In 1907, financial troubles hit the United States when the Knickerbocker Trust Company in New York failed, leading to a cascade effect that caused many other banks to totter as well. Conservative Republicans blamed Roosevelt for the economic distress, claiming that his actions had undermined stability and shattered consumer confidence. Roosevelt shot back that it was the plutocracy that caused the troubles. Although it was impossible to discern at the time, the rest of the world was suffering as well, and the Panic of 1907 was neither the result of Roosevelt's policies or the plutocrats' business practices. When the large brokerage of Moore and Schley nearly collapsed, J.P. Morgan once again met with the President. Moore and Schley held five million dollars of stock in the Tennessee Coal and Iron Company that it could not convert to cash to pay its investors. Morgan suggested that financially sound U.S. Steel Company purchase the Tennessee Coal and Iron Company, validating its stock, and thus stabilize Moore and Schley. This plan would work so long as Roosevelt approved the merger and promised not to declare it a violation of the Sherman Act.

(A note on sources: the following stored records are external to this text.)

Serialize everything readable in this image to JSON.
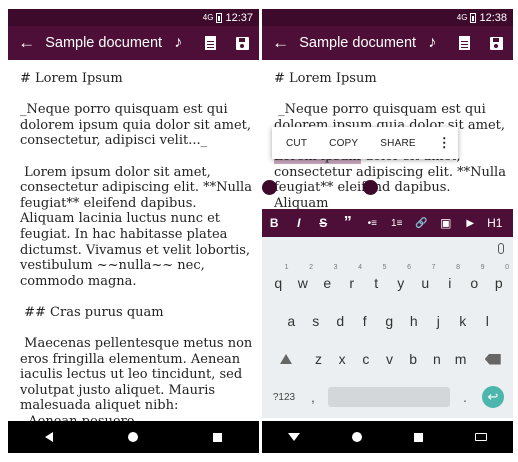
{
  "left": {
    "status_time": "12:37",
    "status_signal": "4G",
    "title": "Sample document",
    "doc_text": "# Lorem Ipsum\n\n_Neque porro quisquam est qui dolorem ipsum quia dolor sit amet, consectetur, adipisci velit..._\n\n Lorem ipsum dolor sit amet, consectetur adipiscing elit. **Nulla feugiat** eleifend dapibus. Aliquam lacinia luctus nunc et feugiat. In hac habitasse platea dictumst. Vivamus et velit lobortis, vestibulum ~~nulla~~ nec, commodo magna.\n\n ## Cras purus quam\n\n Maecenas pellentesque metus non eros fringilla elementum. Aenean iaculis lectus ut leo tincidunt, sed volutpat justo aliquet. Mauris malesuada aliquet nibh:\n  Aenean posuere"
  },
  "right": {
    "status_time": "12:38",
    "status_signal": "4G",
    "title": "Sample document",
    "doc_before": "# Lorem Ipsum\n\n _Neque porro quisquam est qui dolorem ipsum quia dolor sit amet,\n\n",
    "doc_selected": "Lorem ipsum",
    "doc_after": " dolor sit amet, consectetur adipiscing elit. **Nulla feugiat** eleifend dapibus. Aliquam",
    "context_menu": [
      "CUT",
      "COPY",
      "SHARE"
    ],
    "format_bar": [
      "B",
      "I",
      "S",
      "”",
      "•≡",
      "1≡",
      "🔗",
      "▣",
      "▶",
      "H1"
    ],
    "keyboard": {
      "row1": [
        "q",
        "w",
        "e",
        "r",
        "t",
        "y",
        "u",
        "i",
        "o",
        "p"
      ],
      "row1_hints": [
        "1",
        "2",
        "3",
        "4",
        "5",
        "6",
        "7",
        "8",
        "9",
        "0"
      ],
      "row2": [
        "a",
        "s",
        "d",
        "f",
        "g",
        "h",
        "j",
        "k",
        "l"
      ],
      "row3": [
        "z",
        "x",
        "c",
        "v",
        "b",
        "n",
        "m"
      ],
      "symbols": "?123",
      "comma": ",",
      "period": "."
    }
  },
  "colors": {
    "app_bar": "#4d0f37",
    "status_bar": "#3d0a2c",
    "selection": "#c7a6bd",
    "enter_key": "#4db6ac"
  },
  "icons": [
    "back-arrow-icon",
    "music-note-icon",
    "document-icon",
    "save-icon",
    "more-vert-icon",
    "mic-icon",
    "shift-icon",
    "backspace-icon",
    "enter-icon"
  ]
}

Roosevelt consented, U.S. Steel purchased Tennessee Coal and Iron, and as a result the stock market did not collapse. Together, Roosevelt and Morgan successfully avoided a widespread economic depression.
Upton Sinclair's 1906 novel The Jungle, which graphically depicted the horrible working conditions of the Chicago stockyards and meatpacking industry, spurred Roosevelt to make other reforms. The President was especially disgusted by Sinclair's apparently fact-based account of a machinist who fell into a meat grinder and emerged as canned meat to be sold and eaten. Roosevelt called for immediate action and organized an investigation into the packinghouses in Chicago and other cities. The details of the report turned out to be not far from Sinclair's fictional account. An outraged public cry for action quickly produced the Meat Inspection Bill and later the creation of the Food and Drug Administration.